I don't typically read books twice, but I have a feeling that this book will be one that I bring out several times in the future.
Rating 3.5 Stars
You are now together with Christ...yet apart. There are those who seem to project that they are completely satisfied in their relationships with God. They seem to ecstatically enjoy God's presence in full and give you the impression this is what a relationship with God should and must look like. And then there are those of us who very much feel apart. We drink from the cup. We believe He is real; we believe He is coming for us... but sometimes we doubt. Sometimes we don't feel anything toward Him. Does He really love us? Given how unfaithful we can be in the waiting, we wonder if it's even possible. This "apartness" is what, as spiritual misfits, I believe you and I can sense. When we feel something is missing, we're right. When we yearn for more and feel frustrated, we are justified. When we see others seemingly satisfied with the fullness of their relationship with God, telling us we should feel the same, we may rightly feel; guarded.

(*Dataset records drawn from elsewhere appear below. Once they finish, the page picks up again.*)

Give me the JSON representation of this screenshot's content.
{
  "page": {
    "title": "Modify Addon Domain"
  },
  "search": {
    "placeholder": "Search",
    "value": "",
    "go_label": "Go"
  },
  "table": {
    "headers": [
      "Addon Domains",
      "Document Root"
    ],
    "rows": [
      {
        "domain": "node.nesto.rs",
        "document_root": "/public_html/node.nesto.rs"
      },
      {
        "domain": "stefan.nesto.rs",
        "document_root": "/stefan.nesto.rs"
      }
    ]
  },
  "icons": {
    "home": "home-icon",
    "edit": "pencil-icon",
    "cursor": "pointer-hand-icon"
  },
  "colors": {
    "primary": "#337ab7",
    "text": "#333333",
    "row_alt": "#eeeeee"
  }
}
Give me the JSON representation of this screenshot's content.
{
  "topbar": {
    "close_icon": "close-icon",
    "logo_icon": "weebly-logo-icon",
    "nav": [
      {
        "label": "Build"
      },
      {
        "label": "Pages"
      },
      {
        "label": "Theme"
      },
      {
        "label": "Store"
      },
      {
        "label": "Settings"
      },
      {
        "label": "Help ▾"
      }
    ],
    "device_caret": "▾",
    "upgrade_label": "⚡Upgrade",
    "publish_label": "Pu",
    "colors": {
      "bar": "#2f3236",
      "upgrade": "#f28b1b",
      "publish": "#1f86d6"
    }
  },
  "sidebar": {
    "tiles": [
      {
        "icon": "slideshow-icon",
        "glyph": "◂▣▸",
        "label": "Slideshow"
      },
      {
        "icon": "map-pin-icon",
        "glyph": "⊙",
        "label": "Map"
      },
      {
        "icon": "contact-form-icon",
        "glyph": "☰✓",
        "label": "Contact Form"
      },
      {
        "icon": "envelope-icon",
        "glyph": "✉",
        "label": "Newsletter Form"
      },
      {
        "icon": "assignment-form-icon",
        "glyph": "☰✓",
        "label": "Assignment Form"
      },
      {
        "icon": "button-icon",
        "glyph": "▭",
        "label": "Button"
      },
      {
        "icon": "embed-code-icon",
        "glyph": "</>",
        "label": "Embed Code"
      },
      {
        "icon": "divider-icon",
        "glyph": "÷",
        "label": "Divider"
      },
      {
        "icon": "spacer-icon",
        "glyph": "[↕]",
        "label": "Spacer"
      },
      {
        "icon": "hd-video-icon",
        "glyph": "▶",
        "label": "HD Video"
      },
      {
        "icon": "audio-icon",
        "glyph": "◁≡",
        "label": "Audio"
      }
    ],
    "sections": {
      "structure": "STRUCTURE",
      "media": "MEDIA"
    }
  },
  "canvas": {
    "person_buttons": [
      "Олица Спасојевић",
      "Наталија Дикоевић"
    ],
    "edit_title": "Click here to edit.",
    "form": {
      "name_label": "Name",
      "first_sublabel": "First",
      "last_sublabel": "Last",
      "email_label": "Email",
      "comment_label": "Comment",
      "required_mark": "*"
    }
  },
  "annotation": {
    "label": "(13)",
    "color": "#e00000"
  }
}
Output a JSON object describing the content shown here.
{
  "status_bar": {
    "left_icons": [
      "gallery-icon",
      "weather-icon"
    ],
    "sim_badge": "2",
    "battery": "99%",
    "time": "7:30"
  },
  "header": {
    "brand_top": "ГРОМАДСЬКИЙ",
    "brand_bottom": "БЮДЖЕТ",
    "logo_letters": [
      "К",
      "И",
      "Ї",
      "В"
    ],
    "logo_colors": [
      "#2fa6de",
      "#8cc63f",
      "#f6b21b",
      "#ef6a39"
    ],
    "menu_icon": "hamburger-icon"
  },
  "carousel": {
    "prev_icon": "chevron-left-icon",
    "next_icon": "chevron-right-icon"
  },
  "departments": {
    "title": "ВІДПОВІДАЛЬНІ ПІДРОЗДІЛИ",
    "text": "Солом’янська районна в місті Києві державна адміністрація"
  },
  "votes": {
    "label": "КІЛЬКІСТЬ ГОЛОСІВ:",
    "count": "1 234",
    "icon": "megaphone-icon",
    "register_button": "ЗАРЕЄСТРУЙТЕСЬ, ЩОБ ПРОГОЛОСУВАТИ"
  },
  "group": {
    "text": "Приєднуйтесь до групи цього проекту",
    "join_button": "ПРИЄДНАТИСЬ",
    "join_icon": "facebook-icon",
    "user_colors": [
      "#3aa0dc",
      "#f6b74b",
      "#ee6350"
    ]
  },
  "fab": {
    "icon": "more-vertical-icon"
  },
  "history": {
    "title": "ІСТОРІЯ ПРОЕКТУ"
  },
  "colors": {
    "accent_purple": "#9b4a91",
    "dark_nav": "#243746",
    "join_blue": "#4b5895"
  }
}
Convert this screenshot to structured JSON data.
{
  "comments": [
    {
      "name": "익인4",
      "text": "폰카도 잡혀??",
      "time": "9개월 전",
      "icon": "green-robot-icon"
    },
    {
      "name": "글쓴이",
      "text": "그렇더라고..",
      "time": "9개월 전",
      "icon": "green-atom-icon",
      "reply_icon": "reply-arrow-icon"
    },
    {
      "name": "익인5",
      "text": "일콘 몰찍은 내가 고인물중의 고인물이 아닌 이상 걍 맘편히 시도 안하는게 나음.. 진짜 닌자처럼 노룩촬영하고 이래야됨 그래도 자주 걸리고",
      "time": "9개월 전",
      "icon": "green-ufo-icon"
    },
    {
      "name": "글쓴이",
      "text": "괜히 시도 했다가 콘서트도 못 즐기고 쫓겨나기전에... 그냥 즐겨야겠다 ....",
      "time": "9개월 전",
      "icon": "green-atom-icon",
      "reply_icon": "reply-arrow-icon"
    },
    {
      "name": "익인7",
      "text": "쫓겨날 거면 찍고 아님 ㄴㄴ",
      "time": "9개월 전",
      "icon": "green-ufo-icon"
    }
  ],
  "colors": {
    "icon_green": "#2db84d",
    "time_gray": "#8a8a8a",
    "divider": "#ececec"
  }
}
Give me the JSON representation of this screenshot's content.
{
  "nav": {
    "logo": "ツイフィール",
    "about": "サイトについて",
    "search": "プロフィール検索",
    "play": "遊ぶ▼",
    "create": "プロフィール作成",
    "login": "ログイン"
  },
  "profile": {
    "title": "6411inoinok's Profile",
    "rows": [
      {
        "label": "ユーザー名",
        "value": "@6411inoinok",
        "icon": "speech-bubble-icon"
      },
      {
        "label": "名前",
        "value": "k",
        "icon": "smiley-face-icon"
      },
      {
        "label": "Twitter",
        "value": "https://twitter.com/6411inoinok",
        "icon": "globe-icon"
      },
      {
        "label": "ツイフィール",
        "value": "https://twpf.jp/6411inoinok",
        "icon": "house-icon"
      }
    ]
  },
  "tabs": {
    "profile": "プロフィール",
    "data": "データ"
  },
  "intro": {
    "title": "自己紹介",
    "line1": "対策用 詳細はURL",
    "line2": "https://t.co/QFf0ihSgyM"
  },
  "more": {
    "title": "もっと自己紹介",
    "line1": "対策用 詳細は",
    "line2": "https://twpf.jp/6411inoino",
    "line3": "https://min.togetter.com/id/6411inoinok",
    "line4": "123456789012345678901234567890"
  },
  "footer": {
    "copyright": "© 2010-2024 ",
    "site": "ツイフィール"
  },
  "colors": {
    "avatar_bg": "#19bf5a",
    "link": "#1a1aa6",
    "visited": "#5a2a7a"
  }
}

If you do not know who Brant Hansen is, he is one of the DJ's of K-love radio. A national syndicated Christian radio station. They are supported by their listeners with a encouraging word and music. Something I did not know is that Hansen is a introvert with Asperger's syndrome. Another words, he struggles his emotions. He does not have them. I found him very black and white and extremely funny. And I appreciate his struggle.
This is not a theological text but more of his personal experience and how his faithfulness in a God that loves with compassion, with faithfulness, mercy, and justice. It is not a love based on emotion but how well we love others and how well we love others, we love Him.
I empathize with his struggle so I have a strong appreciation for our feelings vs. our faithfulness. They are two separate things. We may not feel like being obedient but in obedience to who God is our faithfulness is what he desires. It is by faithfulness that we are pleasing to him. It is by faithfulness we love others well. Our faithfulness starts by knowing him well in his word and thru community of other believers. Hansen shares all this in his text and reminds us of what really matters. And along the way, he shares a part of his life with humor and maybe we are all not that different.
A Special Thank You to Thomas Nelson Publishing and Netgalley for the ARC and the opportunity to post an honest review.